Frank Taylor retained possession of Alice Downs but with a new partner, H. F. Parnell, who was also known as C. H. Newman. The pair placed both Alice Downs and Panton Hills Station on the market in 1919. At this time Alice Downs occupied an area of 289790 acre and was stocked with 3,000 head of cattle and 146 horses.

In 2003, E. G. Green and sons, the owners of Alice Downs, Springvale Station, Mabel Downs and Texas Downs with a total area of 5850 km2 and that were carrying approximately 32,000 head of Brahman cattle, sold the aggregation to a South African buyer for AUD15 million.

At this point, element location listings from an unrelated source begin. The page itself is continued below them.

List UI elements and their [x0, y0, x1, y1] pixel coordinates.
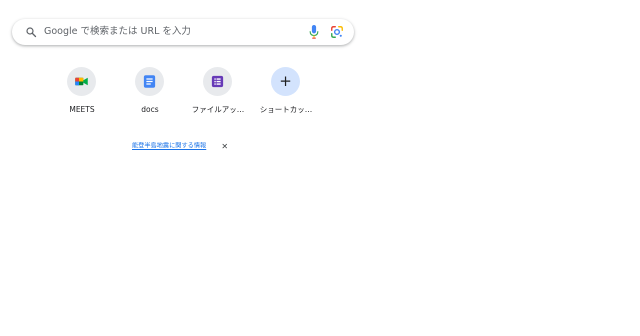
- mic-icon[interactable]: [309, 25, 319, 39]
- google-forms-icon: [211, 75, 224, 88]
- shortcuts-grid: MEETS docs ファイルアッ… + ショートカッ…: [52, 67, 322, 127]
- shortcut-icon-bg: +: [271, 67, 300, 96]
- plus-icon: +: [279, 72, 292, 90]
- search-placeholder[interactable]: Google で検索または URL を入力: [44, 26, 191, 38]
- search-box[interactable]: Google で検索または URL を入力: [12, 19, 354, 45]
- promo-notice: 能登半島地震に関する情報 ✕: [132, 136, 228, 151]
- shortcut-file-upload[interactable]: ファイルアッ…: [188, 67, 248, 121]
- close-icon[interactable]: ✕: [221, 142, 228, 152]
- shortcut-icon-bg: [67, 67, 96, 96]
- new-tab-page: Google で検索または URL を入力 MEETS docs ファイルアッ……: [0, 0, 640, 336]
- shortcut-label: ファイルアッ…: [191, 105, 245, 114]
- shortcut-icon-bg: [135, 67, 164, 96]
- lens-icon[interactable]: [330, 25, 344, 39]
- notice-link[interactable]: 能登半島地震に関する情報: [132, 143, 206, 150]
- shortcut-meets[interactable]: MEETS: [52, 67, 112, 121]
- shortcut-label: ショートカッ…: [259, 105, 313, 114]
- shortcut-label: docs: [141, 105, 159, 114]
- add-shortcut-button[interactable]: + ショートカッ…: [256, 67, 316, 121]
- shortcut-label: MEETS: [69, 105, 95, 114]
- shortcut-docs[interactable]: docs: [120, 67, 180, 121]
- shortcut-icon-bg: [203, 67, 232, 96]
- google-meet-icon: [75, 77, 88, 86]
- search-icon: [26, 27, 37, 38]
- google-docs-icon: [143, 75, 156, 88]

In March 2022, Andrew Forrest's agribusiness, Harvest Road, bought the station, along with Springvale Station, Mabel Downs, and Texas Downs, together known as the Springvale Aggregation. Together they cover 604,430 ha and are stocked with 35,000 head of cattle. Traditional owners of the land were keen to work with the new owners, hoping for some of the land to be developed as tourist destinations, which would create jobs for Indigenous people in a region which has few opportunities. In addition, with Forrest's known interest in improving the lives of Indigenous peoples, it is hoped that his wealth could be used to improve educational outcomes for children in the Halls Creek area.

==Description==
Alice Downs is situated approximately 59 km north east of Halls Creek and 86 km south of Warmun in the Kimberley region. A portion of the Panton River flows through the property, along with many of its tributaries such as Eales Creek, Wild Dog Creek, and Purple Appleseed Creek. Stock can also be watered at numerous springs. The area consists of open downs covered with Mitchell, Flinders and bundle grasses.

As of 2003 the property occupies an area of 340491 acre.